A powerful look at how “we” got here


Bob Moyer reviews a book about black performers in America – and a great deal more.

Reviewed by Robert P. Moyer

A LITTLE DEVIL IN AMERICA: Notes in Praise of Black Performance. By Hanif Abdurraqib. Random House. 300 pages. $27.

This book is much greater than the sum of its pages. Hanif Abdurraqib has created an amalgam—a showcase of Black performing artists both known and unknown,  a cultural commentary and a personal memoir. He weaves performers and performances in and out of black and white society with the eye of an astute observer and the voice of a poet, all to show “…how we got here in the first place,” the “we” being America and  a guy who grew up Black in Columbus, Ohio. It’s an amazing book.

The portraits of performers alone make the book worthwhile reading. They range from the well-known Josephine Baker to the unknown blackface dancer Master Juba. Here’s the suave host of Soul Train, Don Cornelius, originally a journalist who suffered congenital brain problems at the end of his life. There’s Dr. Don Shirley of Green Book fame, a successful academic in the field of psychology before his musical career. Patty Labelle, Trayvon Martin, Michael Anderson, Octavia Butler and Sun Ra all show up in a chapter titled “Nine Considerations of Black People in Space.”

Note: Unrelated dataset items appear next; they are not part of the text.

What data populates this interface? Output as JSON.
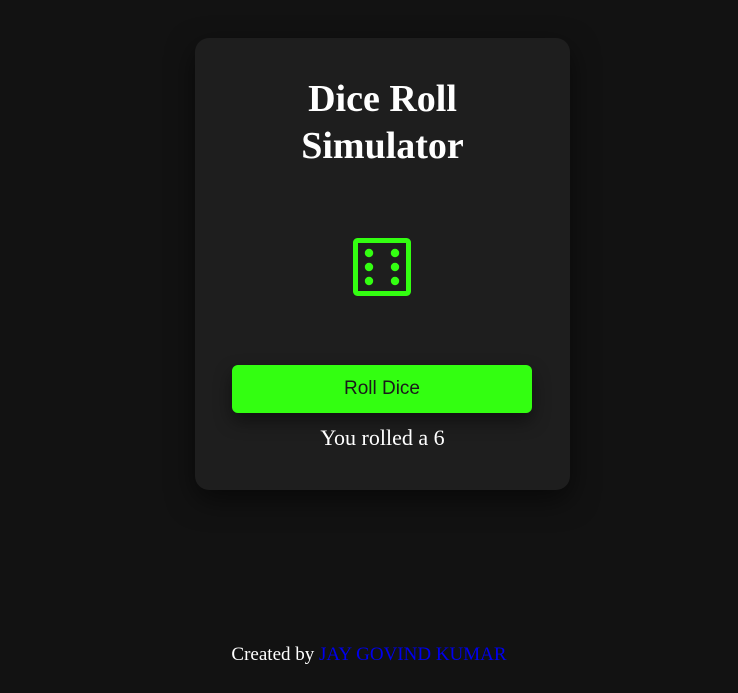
{
  "app": {
    "title_line1": "Dice Roll",
    "title_line2": "Simulator"
  },
  "dice": {
    "value": 6,
    "icon": "die-face-six-icon",
    "color": "#33ff11"
  },
  "roll_button": {
    "label": "Roll Dice",
    "color": "#33ff11"
  },
  "result": {
    "text": "You rolled a 6"
  },
  "footer": {
    "prefix": "Created by ",
    "author": "JAY GOVIND KUMAR",
    "link_color": "#0000ee"
  },
  "colors": {
    "background": "#121212",
    "card": "#1e1e1e",
    "text": "#ffffff"
  }
}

That title is emblematic of how performers become springboards for the author’s contextual exegeses on American life. Master Juba is featured in “Sixteen Ways of Looking at Blackface,” a free Black man who danced in saloons and halls for money. He bested the leading white dancer of the time on numerous occasions, both of them performing in black face. He beat him by mimicking the white dancer’s steps, amazing the audience. “How,” says the author, “when the world outside determines worth, it might be vital for the marginalized to find an arena in which they can unmistakably dominate.” Juba doesn’t ultimately win, of course. When he took off his blackface, he was still a black man. He died destitute in London. The author goes on to reference Al Jolson, and the politician who dressed like Michael Jackson in the ’80’s, all leading up to “…the bare bones of it … how blackface … is such a horrifying look.”  Worst of all, in the way people slather the blackface on themselves, he is repulsed:  “That’s the way they think we look like.”  Horrifying, indeed.

In essay after essay, and sometimes in between, the author references the performers and their acts to throw light on systemic racism. Beyoncé’s performance at the Super Bowl half-time featured “…two dozen Black women, each of them dressed all in black, perfectly coiffed afros radiating from beneath their black berets.”  The image of Black Panthers was clear and immediately brought a backlash, explained by the author as when “…Black people who decided to use their platform to not so subtly reclaim that which had been commodified and sanitized in the name of American Comfort, the pushback was often irrational, coming loudest from those who were the most afraid.”

The most effective essays are the ones in which the object of his attention leads to the true subject—himself. Nowhere is that journey clearer than in “I Would Like to Give Merry Clayton Her Roses.”  Merry Clayton was a backup singer famous for the t27 seconds in the Rolling Stones’ Gimme Shelter when she wails “rape, murder.” Although she had a career, she lost the child she was carrying at the time, and never got the recognition she deserved. The author then segues to the death of Meredith Hunter, the black man beaten to death at the Stones’ Altamont concert, ironically while they were singing Gimme Shelter. A song about violence, a beating, the author says:  “There is no reprieve from the machinery of violence and everyone is a tripwire away from setting off the wrong type of explosion.” Hunter is buried in an unmarked grave. The essay ends with the author’s plea, “I want shelter and I don’t even know what that means anymore.”

Bursting with joy, love, pain, bitterness and poignancy,  A Little Devil in America is the prose version of the Soul Train dance line, celebrating “Black people pushing other Black people forward to some boundless and joyful exit.” The book resonates long after its finish.